Invalid tests only check if a decoder rejects invalid TOML data. Or, in the
case of testing encoders, invalid tests only check if an encoder rejects an
invalid representation of TOML (e.g., a hetergeneous array). Therefore, all
invalid tests should try to test one thing and one thing only. Invalid tests
should be named after the fault it is trying to expose. Invalid tests for
decoders are in the tests/invalid
directory while invalid tests for encoders
are in the tests/invalid-encoder
directory.
Valid tests check that a decoder accepts valid TOML data and that the parser has the correct representation of the TOML data. Therefore, valid tests need a JSON encoding in addition to the TOML data. The tests should be small enough that writing the JSON encoding by hand will not give you brain damage.
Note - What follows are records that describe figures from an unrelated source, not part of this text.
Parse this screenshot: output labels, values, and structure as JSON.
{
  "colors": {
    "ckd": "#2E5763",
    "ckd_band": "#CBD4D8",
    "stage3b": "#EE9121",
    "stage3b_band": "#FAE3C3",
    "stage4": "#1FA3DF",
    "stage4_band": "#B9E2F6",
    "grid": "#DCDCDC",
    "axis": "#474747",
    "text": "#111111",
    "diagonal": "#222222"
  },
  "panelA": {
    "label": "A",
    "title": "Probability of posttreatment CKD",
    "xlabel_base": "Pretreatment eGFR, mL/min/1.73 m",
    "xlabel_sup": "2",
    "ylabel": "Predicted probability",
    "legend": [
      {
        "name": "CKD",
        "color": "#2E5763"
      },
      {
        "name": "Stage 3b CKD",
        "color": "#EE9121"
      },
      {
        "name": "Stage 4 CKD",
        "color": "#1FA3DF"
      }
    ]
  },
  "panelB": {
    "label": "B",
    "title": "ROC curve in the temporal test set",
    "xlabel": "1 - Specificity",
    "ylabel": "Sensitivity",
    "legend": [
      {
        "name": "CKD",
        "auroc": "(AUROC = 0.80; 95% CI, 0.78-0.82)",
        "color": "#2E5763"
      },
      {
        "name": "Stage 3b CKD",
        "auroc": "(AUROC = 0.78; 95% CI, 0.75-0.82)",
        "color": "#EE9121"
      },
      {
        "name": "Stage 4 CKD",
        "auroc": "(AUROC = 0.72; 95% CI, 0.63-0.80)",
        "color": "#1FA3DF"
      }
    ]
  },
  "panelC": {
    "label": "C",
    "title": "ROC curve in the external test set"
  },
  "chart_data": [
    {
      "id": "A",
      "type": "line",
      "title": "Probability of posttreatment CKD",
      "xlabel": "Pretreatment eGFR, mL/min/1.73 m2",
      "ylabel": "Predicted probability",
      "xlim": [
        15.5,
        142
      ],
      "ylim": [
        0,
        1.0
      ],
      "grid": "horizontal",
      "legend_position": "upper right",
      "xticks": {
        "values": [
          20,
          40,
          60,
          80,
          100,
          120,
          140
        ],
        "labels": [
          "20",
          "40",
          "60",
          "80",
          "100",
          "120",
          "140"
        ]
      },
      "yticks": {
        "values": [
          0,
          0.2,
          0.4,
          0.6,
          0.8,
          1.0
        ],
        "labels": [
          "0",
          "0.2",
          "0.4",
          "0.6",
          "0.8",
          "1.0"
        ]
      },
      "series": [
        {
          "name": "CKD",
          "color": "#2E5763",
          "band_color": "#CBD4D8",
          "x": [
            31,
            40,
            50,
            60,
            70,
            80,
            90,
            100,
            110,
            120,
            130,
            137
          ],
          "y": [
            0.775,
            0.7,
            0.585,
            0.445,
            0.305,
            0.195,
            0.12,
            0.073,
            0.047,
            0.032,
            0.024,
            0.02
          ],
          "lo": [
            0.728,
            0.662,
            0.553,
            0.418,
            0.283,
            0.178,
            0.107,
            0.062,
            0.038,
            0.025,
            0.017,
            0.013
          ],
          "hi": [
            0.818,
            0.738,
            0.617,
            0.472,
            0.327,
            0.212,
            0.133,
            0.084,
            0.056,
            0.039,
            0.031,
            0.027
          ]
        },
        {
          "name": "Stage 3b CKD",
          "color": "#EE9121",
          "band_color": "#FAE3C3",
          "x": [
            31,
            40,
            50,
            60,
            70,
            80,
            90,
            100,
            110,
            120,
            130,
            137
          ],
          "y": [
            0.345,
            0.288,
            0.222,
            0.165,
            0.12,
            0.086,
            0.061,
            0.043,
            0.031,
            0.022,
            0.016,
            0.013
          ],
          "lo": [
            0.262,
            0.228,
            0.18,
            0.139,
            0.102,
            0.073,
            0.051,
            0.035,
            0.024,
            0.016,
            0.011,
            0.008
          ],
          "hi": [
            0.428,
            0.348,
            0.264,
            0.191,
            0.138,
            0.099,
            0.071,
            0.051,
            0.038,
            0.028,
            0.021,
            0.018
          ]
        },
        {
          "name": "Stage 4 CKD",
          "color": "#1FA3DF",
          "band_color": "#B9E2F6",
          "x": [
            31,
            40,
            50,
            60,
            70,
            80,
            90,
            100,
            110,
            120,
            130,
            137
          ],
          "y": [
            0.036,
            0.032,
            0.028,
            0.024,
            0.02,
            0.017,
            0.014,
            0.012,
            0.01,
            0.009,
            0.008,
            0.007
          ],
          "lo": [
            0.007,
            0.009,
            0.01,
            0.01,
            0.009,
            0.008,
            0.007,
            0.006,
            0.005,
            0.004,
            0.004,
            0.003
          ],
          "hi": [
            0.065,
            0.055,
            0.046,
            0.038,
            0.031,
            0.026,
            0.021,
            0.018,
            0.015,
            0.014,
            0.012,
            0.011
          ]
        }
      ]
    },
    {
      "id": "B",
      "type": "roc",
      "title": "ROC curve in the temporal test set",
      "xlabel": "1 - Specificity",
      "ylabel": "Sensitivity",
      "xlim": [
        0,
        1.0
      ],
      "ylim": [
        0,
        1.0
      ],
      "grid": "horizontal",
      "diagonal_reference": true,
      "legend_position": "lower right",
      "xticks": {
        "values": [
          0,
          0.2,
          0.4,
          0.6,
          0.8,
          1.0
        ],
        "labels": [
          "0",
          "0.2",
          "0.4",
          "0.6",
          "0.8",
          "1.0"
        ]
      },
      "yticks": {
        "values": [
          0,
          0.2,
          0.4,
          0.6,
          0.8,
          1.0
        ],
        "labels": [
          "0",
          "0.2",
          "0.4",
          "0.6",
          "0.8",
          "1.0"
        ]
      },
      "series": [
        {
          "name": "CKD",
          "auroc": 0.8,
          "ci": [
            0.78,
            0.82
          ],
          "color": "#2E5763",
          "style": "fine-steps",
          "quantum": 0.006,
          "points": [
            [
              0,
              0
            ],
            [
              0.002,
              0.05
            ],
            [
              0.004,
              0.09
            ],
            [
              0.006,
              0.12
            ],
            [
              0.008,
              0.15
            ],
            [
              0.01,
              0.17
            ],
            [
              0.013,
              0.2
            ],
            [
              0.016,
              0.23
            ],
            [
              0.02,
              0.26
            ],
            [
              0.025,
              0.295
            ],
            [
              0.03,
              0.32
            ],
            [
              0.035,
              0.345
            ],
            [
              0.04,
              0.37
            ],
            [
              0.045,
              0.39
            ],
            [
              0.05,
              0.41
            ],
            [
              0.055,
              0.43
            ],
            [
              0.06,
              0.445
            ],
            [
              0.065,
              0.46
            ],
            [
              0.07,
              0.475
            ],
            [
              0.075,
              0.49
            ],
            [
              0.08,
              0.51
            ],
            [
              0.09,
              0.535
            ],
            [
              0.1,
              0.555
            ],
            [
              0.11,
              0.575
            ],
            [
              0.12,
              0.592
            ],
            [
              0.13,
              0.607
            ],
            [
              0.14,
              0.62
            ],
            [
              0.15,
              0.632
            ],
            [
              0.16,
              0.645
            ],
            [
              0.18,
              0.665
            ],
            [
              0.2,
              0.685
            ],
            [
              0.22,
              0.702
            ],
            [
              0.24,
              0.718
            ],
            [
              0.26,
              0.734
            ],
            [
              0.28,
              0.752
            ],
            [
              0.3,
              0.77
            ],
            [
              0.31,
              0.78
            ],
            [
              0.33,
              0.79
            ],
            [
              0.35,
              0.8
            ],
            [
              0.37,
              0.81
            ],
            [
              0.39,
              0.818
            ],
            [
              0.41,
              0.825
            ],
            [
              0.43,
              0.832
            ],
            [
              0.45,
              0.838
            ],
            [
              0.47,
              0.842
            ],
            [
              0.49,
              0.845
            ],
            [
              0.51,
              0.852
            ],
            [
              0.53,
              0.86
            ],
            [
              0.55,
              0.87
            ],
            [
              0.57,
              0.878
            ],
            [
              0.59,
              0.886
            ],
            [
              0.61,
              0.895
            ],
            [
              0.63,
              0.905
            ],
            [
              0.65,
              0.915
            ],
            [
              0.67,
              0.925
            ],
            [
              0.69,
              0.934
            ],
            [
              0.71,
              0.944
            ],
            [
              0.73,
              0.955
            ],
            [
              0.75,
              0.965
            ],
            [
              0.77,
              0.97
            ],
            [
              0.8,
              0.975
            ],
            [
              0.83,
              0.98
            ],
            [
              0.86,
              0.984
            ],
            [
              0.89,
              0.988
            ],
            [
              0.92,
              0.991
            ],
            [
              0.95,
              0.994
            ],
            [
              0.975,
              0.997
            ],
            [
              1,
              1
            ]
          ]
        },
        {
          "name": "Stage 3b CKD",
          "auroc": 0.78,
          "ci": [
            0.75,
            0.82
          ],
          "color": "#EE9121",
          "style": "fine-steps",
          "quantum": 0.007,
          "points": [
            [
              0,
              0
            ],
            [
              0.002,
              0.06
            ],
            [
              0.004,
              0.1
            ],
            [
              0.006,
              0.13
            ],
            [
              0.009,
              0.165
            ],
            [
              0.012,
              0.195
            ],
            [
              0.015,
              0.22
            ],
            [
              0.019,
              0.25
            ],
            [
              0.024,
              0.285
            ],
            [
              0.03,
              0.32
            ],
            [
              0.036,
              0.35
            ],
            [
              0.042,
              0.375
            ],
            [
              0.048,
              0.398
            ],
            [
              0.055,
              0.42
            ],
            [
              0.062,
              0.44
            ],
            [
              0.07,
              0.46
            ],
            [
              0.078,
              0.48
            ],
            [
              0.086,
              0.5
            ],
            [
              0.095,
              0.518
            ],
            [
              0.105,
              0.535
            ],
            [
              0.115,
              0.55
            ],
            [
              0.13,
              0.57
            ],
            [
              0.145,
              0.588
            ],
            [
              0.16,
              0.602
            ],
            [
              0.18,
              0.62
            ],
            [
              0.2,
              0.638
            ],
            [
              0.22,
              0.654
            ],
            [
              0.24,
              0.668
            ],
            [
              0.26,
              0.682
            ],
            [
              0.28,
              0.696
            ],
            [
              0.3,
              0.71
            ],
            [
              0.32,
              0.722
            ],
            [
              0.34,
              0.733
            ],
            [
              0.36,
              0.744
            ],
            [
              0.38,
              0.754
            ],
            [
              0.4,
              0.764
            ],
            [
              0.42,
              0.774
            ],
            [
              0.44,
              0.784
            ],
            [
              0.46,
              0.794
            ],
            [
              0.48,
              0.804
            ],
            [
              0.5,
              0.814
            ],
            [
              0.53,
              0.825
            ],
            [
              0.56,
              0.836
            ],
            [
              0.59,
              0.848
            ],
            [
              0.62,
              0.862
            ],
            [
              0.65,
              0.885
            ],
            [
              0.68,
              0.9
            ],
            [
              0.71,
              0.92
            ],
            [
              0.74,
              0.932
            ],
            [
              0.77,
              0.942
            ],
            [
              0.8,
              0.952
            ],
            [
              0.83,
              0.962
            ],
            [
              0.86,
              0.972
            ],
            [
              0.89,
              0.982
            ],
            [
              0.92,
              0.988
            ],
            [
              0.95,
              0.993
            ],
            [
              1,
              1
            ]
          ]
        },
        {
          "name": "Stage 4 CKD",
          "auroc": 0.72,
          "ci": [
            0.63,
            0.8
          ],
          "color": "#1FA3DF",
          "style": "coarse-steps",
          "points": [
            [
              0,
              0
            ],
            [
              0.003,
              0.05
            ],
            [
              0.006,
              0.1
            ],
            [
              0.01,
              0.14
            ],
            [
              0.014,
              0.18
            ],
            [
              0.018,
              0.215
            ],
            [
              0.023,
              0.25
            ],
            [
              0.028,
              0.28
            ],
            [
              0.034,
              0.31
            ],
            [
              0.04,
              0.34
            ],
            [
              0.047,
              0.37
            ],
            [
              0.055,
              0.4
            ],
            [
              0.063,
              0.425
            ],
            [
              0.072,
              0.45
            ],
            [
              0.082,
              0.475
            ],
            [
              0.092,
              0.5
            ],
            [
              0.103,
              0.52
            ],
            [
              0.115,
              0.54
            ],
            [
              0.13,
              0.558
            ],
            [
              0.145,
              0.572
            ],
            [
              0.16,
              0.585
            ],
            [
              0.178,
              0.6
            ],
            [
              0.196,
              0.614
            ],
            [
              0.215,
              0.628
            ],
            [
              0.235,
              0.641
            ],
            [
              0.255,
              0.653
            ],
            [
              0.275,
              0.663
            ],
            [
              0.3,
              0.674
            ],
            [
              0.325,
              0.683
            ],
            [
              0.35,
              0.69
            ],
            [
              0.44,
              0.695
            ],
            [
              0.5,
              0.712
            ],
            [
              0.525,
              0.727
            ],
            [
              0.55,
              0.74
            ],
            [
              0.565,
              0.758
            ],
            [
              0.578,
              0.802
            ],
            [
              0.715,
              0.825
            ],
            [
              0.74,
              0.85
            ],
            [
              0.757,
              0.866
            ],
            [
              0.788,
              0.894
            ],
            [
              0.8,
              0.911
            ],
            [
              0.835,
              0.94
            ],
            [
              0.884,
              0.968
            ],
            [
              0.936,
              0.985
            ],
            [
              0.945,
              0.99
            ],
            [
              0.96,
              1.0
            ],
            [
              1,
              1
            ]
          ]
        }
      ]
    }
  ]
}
The exact reverse is true when testing encoders.
A valid test without either a .json
or .toml
file will automatically fail.
If you have tests that you'd like to add, please submit a pull request.
Why JSON?
In order for a language agnostic test suite to work, we need some kind of data exchange format. TOML cannot be used, as it would imply that a particular parser has a blessing of correctness.
My decision to use JSON was not a careful one. It was based on expediency. The
Go standard library has an excellent encoding/json
package built in, which
made it easy to compare JSON data.
The problem with JSON is that the types in TOML are not in one-to-one correspondence with JSON. This is why every TOML value represented in JSON is tagged with a type annotation, as described above.
YAML may be closer in correspondence with TOML, but I don't believe we should rely on that correspondence. Making things explicit with JSON means that writing tests is a little more cumbersome, but it also reduces the number of assumptions we need to make.